Las dos estábamos embarazadas de mi marido. Mi suegra dijo: «Quien tenga un hijo se quedará». Me divorcié de él inmediatamente y sin pensarlo dos veces. Siete meses después, toda la familia de mi marido presenció un acontecimiento impactante.
Cuando supe que estaba embarazada, pensé que sería la razón para salvar mi matrimonio, que llevaba tanto tiempo en apuros.
Pero unas semanas después, todas esas esperanzas se desmoronaron: descubrí que

Marco, mi marido, tenía otra esposa. Y, para colmo, estaba embarazada.
Cuando se supo la verdad, en lugar de ponerse de mi lado, la familia de Marco en Ciudad Quezón acudió en mi ayuda.
Durante una «reunión familiar», mi suegra, Aling Corazón, declaró fríamente:
«No tiene sentido pelear. Quien da a luz un niño se queda en la familia. Si es niña, puede irse».
Fue como si me hubieran echado agua helada encima.
El valor de una mujer para ellos era ínfimo; se medía únicamente por el sexo del niño.
Miré a Marco, esperando que discrepara, pero mantuvo la cabeza gacha, sin siquiera mirarme.
Esa noche, mirando por las ventanas de su casa, a la que solía llamar «hogar», supe que todo había terminado.
Aunque llevaba el hijo de mi marido en el vientre, no soportaba una vida llena de odio y discriminación.
A la mañana siguiente, fui al ayuntamiento, conseguí los papeles de separación y los firmé de inmediato.
Al salir del edificio, lloré, pero una extraña sensación de ligereza me invadió.
No porque ya no sufriera, sino porque había elegido ser libre por mi hijo.
Salí solo con ropa de diario, algunas cosas de bebé y mi valentía.
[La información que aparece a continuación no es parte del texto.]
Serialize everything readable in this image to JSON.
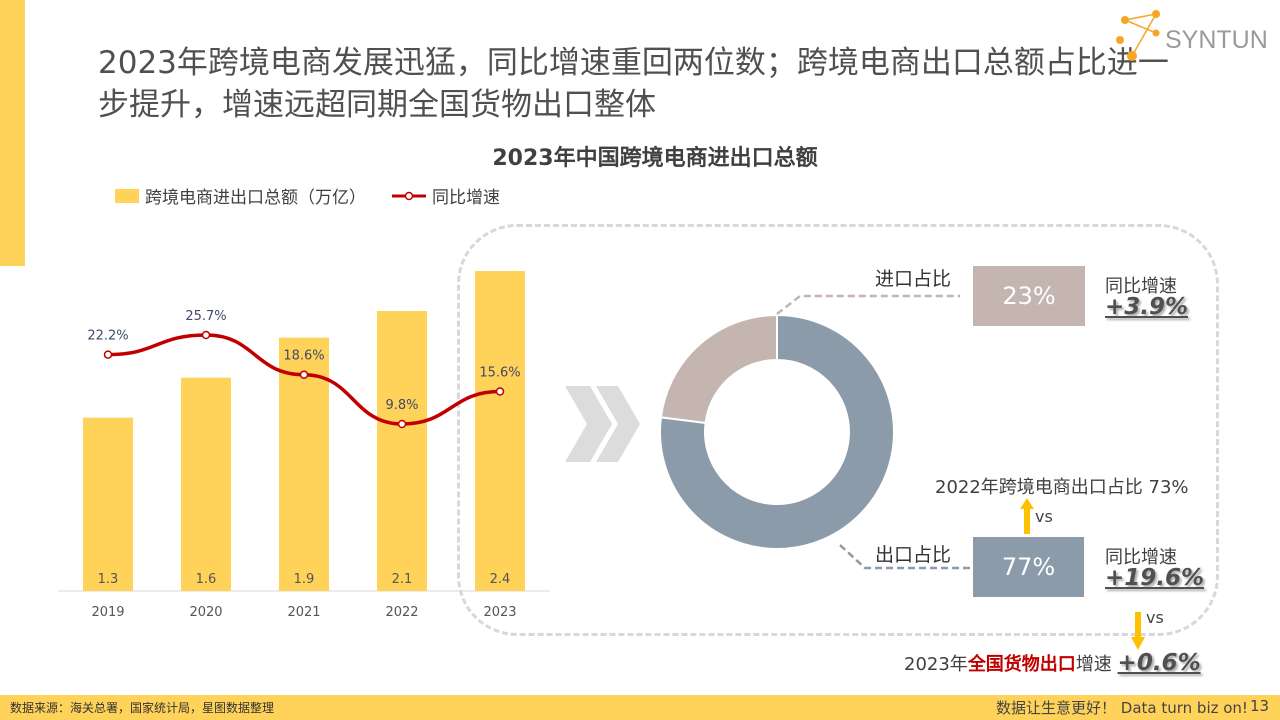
{
  "title": "2023年跨境电商发展迅猛，同比增速重回两位数；跨境电商出口总额占比进一步提升，增速远超同期全国货物出口整体",
  "logo": "SYNTUN",
  "chart_data": {
    "type": "bar",
    "title": "2023年中国跨境电商进出口总额",
    "categories": [
      "2019",
      "2020",
      "2021",
      "2022",
      "2023"
    ],
    "series": [
      {
        "name": "跨境电商进出口总额（万亿）",
        "type": "bar",
        "values": [
          1.3,
          1.6,
          1.9,
          2.1,
          2.4
        ],
        "labels": [
          "1.3",
          "1.6",
          "1.9",
          "2.1",
          "2.4"
        ]
      },
      {
        "name": "同比增速",
        "type": "line",
        "values": [
          22.2,
          25.7,
          18.6,
          9.8,
          15.6
        ],
        "labels": [
          "22.2%",
          "25.7%",
          "18.6%",
          "9.8%",
          "15.6%"
        ]
      }
    ],
    "ylim": [
      0,
      2.4
    ],
    "y2lim": [
      9.8,
      25.7
    ],
    "colors": {
      "bar": "#FFD25A",
      "line": "#C00000"
    }
  },
  "donut": {
    "type": "pie",
    "slices": [
      {
        "name": "进口占比",
        "value": 23,
        "label": "23%",
        "color": "#C4B5B1",
        "growth_label": "同比增速",
        "growth": "+3.9%"
      },
      {
        "name": "出口占比",
        "value": 77,
        "label": "77%",
        "color": "#8C9BAA",
        "growth_label": "同比增速",
        "growth": "+19.6%"
      }
    ]
  },
  "compare_2022": "2022年跨境电商出口占比 73%",
  "vs": "vs",
  "national": {
    "prefix": "2023年",
    "highlight": "全国货物出口",
    "suffix": "增速",
    "value": "+0.6%"
  },
  "footer": {
    "source": "数据来源：海关总署，国家统计局，星图数据整理",
    "slogan": "数据让生意更好！ Data turn biz on!",
    "page": "13"
  }
}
Trabajaba en Cebú como recepcionista en una pequeña clínica y, a medida que mi barriga crecía, redescubrí la risa.
Mi madre y mis amigos de provincias se convirtieron en mi apoyo.
Mientras tanto, me enteré de que la novia de Marco, Clarissa, una mujer de lengua afilada y con predilección por las cosas caras, había sido traída a la casa de los Dela Cruz.
La trataban como a una reina. Obedecía todos sus caprichos.
Cada vez que tenía visitas, mi suegra presumía de ella:
«¡Él es quien nos dará un heredero varón para nuestro negocio!» “
Pensé que ya no había necesidad de luchar contra ellos; solo el tiempo lo diría.
Di a luz a mi hija en un hospital público de Cebú.
Una niña perfectamente sana, pequeñita, pero con ojos brillantes como la luz de la mañana.
Al sostenerla en mis brazos, todo el dolor que había soportado se desvaneció de repente.

No me importaba si era niño o niña; estaba viva, y eso era todo lo que importaba.
Unas semanas después, recibí noticias de una antigua vecina:
Clarissa también había dado a luz.
” Toda la familia de Marco estaba ocupada preparando el evento: globos, pancartas y un festín.
Para ellos, la «heredera» había llegado.
Pero una tarde, corrió la noticia que conmocionó a todo el pueblo: el bebé no era niño, sino niña.
Y además, no era hijo de Marco.
Según el informe del hospital, el médico descubrió que el tipo de sangre del niño no coincidía con el de los «padres».
Cuando se realizó la prueba de ADN, la verdad cayó como un rayo:
El bebé no era hijo de Marco Dela Cruz.
La casa de los Dela Cruz, que antes resonaba de orgullo y risas, de repente quedó en silencio.
Marco estaba casi loco de vergüenza.

Mi suegra, Aling Corazón, quien me dijo: «Quien tenga un hijo se quedará», fue llevada al hospital en estado de shock.
Clarissa, mientras tanto, se fue de Manila llevándose a su hijo, un niño sin padre ni hogar.
Cuando escuché todo esto, me sentí muy triste.
No sentí alegría en mi corazón, solo paz.
La verdad es que no necesito ganar.
Lo importante es que el destino ha demostrado que la bondad, incluso la más sutil, siempre regresa al final.
Una tarde, mientras acostaba a mi hija Alyssa, miré el cielo, que se estaba tiñendo de un tono anaranjado.
Acaricié su suave mejilla y susurré:

«Hija mía, no puedo darte una familia completa, pero te prometo: tendrás una vida tranquila, donde ningún hombre ni mujer será superior a ti, donde serás amada por quien eres.»
El aire estaba quieto, como si estuviera susurrando con ella.
Sonreí, secándome las lágrimas.
Por primera vez, estas lágrimas no se debían al dolor, sino al hecho de que por fin había encontrado la verdadera libertad.